Его здесь и арестовали, на тротуаре, напротив. Он вышел из подъезда этого дома во фраке; в ушах его звенел еще веселый смех; а внизу, у подъезда, терпеливо дожидались его выхода двое полицейских в штатском платье, которые и увели его с собой. И с этого момента он забыл о смехе. Жизнь его стала сплошной мукой и ужасом. Освобождение не принесло ему радости, наоборот, усилило его отчаяние. Последние месяцы в тюрьме он мучительно тосковал по свободе, мучительно ждал часа избавления. И вот час этот настал. И что же? Иной раз он жалел о тюрьме, по крайней мере, о тех днях, когда апатия притупляла боль. Он был свободен уже пять месяцев, и по всей вероятности останется на свободе до конца жизни. Эта перспектива иной раз пугала его. Снова мимо прошелся полицейский и на этот раз покосился на него. Чего это он сидит на чужом крыльце? Мелькнувшее подозрение заставило полицейского ускорить шаг.
— Вы скоро уйдете отсюда? — спросил он. — Тут сидеть не полагается.
Сидевший тупо посмотрел на него. Первым побуждением его было уйти. Укоренившаяся привычка к беспрекословному повиновению моментально подняла его с места.
Но тотчас же он вспомнил, что теперь он уже независимый человек, и почти вызывающим тоном бросил полицейскому:
— У меня голова закружилась от жары. Что вы пристаете ко мне! Вы не имеете права.
Полицейский оглядел его с ног до головы. Несомненно, джентльмен, несмотря на потертое платье и руки без перчаток, засунутые в карманы брюк. Цепочки на жилете не видать и обшлага сорочки без запонок.
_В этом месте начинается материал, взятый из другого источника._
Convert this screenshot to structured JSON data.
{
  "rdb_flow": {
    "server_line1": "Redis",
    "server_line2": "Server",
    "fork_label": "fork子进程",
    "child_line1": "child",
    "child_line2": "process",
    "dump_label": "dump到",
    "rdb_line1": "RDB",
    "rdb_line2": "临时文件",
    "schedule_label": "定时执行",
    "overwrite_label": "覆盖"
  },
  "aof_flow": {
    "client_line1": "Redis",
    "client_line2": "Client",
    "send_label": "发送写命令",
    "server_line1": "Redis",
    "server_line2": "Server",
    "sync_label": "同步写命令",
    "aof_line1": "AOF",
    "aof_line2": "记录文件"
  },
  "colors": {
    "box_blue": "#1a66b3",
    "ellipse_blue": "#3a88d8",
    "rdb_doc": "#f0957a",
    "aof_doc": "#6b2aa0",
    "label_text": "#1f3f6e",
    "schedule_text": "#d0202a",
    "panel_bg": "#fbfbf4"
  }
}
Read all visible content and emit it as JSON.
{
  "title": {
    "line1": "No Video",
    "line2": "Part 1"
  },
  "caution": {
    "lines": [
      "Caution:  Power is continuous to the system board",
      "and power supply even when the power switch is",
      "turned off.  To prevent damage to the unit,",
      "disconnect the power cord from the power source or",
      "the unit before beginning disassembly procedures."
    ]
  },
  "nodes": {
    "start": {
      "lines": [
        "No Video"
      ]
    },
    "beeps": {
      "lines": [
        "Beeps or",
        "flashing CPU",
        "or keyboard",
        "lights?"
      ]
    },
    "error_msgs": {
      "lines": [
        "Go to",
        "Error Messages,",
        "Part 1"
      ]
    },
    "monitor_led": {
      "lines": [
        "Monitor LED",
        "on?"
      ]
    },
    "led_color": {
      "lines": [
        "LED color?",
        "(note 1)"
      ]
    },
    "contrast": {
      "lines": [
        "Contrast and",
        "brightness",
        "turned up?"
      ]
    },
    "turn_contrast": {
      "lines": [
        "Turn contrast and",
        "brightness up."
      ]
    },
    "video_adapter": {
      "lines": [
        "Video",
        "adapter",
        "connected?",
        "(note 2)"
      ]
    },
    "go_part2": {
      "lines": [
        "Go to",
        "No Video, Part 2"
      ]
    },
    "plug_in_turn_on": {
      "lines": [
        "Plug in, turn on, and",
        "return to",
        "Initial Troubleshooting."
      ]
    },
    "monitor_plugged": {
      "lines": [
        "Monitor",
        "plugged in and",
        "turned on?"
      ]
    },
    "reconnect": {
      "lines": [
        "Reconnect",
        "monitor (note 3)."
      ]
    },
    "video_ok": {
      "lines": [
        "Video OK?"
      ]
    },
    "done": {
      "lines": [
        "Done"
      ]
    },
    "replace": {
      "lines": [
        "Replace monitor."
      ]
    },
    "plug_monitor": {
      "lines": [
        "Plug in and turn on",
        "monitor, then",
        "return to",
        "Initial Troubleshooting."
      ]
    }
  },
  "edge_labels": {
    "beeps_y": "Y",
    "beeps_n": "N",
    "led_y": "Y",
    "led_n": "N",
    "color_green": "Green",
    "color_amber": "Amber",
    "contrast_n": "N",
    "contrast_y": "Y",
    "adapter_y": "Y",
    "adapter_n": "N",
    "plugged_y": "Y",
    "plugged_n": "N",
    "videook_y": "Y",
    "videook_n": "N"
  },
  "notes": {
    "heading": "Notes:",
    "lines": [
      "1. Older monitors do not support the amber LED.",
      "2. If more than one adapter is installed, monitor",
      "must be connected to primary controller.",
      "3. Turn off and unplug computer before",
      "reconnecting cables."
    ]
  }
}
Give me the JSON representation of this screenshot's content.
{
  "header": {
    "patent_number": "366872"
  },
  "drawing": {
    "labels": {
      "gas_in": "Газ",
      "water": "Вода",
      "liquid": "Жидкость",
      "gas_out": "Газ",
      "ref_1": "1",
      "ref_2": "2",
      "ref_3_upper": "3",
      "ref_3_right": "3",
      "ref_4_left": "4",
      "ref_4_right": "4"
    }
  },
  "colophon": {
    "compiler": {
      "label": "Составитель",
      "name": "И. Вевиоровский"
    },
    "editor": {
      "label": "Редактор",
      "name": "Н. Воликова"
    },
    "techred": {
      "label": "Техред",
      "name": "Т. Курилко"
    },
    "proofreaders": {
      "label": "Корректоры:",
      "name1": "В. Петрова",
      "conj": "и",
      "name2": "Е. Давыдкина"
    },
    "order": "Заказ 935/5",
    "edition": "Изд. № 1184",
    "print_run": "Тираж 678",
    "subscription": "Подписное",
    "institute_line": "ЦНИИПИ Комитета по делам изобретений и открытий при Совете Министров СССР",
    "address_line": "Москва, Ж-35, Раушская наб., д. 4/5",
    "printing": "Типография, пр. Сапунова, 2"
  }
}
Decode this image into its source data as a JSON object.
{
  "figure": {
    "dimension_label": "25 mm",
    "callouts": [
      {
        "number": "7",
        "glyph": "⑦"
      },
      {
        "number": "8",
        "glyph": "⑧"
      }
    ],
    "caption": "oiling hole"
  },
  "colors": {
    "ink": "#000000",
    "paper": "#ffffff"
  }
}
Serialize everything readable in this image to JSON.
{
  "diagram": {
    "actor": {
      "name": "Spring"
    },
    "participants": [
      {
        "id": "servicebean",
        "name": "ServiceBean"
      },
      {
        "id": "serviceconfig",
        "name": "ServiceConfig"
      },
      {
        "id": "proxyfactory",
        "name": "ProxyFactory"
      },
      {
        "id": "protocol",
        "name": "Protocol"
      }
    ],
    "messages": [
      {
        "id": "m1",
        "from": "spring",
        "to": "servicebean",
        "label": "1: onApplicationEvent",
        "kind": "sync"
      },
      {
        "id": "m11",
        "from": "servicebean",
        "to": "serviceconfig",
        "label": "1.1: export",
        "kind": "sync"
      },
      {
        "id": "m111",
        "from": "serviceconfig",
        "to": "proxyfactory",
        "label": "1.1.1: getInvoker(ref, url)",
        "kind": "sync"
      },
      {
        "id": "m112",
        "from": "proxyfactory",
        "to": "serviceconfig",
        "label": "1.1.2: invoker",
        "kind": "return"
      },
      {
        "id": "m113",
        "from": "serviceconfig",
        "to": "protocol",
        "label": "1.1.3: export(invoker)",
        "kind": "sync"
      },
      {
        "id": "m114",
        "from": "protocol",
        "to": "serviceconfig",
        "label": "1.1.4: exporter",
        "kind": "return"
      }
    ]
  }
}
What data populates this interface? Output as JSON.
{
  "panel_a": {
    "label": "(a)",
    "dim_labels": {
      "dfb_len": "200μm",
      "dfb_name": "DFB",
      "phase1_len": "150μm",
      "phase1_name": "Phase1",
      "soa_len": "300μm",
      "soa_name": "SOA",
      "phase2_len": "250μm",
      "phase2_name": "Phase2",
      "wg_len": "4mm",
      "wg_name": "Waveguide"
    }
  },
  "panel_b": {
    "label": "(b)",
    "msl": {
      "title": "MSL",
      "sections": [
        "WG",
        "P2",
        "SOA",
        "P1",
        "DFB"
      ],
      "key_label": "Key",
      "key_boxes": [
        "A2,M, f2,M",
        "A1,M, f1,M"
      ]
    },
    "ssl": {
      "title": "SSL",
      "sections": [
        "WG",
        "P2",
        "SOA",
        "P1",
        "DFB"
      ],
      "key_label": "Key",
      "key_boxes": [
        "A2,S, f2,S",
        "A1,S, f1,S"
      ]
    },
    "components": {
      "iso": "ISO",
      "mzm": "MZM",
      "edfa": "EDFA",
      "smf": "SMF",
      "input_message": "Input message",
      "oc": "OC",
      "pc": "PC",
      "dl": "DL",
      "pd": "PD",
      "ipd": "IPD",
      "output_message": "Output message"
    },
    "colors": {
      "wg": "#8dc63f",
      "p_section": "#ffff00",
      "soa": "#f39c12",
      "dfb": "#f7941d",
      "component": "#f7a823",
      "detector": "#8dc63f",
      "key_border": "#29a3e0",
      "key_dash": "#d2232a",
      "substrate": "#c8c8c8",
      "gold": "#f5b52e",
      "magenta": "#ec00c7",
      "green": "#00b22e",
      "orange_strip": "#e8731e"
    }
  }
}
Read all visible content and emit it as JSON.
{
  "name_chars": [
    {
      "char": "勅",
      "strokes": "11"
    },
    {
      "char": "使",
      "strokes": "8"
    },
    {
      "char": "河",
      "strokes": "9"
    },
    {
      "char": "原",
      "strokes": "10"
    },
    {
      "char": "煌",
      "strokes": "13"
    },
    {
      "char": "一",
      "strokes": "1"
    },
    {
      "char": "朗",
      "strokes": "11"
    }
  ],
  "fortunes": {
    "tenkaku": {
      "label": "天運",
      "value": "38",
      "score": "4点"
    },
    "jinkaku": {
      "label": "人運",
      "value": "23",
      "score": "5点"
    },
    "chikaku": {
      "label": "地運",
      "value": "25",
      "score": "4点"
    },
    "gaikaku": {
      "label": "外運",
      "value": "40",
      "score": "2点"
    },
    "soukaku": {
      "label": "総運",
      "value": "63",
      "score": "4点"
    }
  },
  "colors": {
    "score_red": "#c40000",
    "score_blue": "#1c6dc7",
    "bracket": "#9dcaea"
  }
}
«Не повезло, должно быть, опустился», — подумал полисмен. — «Да и болен к тому же». — Лицо у сидевшего человека было исхудалое, прозрачно-белое, как это бывает у худощавых блондинов, с тонкими изящными чертами. Глаза впалые, глубоко ушедшие в орбиты; во всех чертах выражение усталости, смешанное со страхом. Боковые мускулы рта ослабели, как будто оттянутые тяжелыми, свисавшими вниз усами, и, так как усики у него были жиденькие, белокурые и закрученные кверху, это странно противоречило первому впечатлению. Общий вид у него был истощенный, болезненный. Платье висело на исхудалом теле, как на вешалке.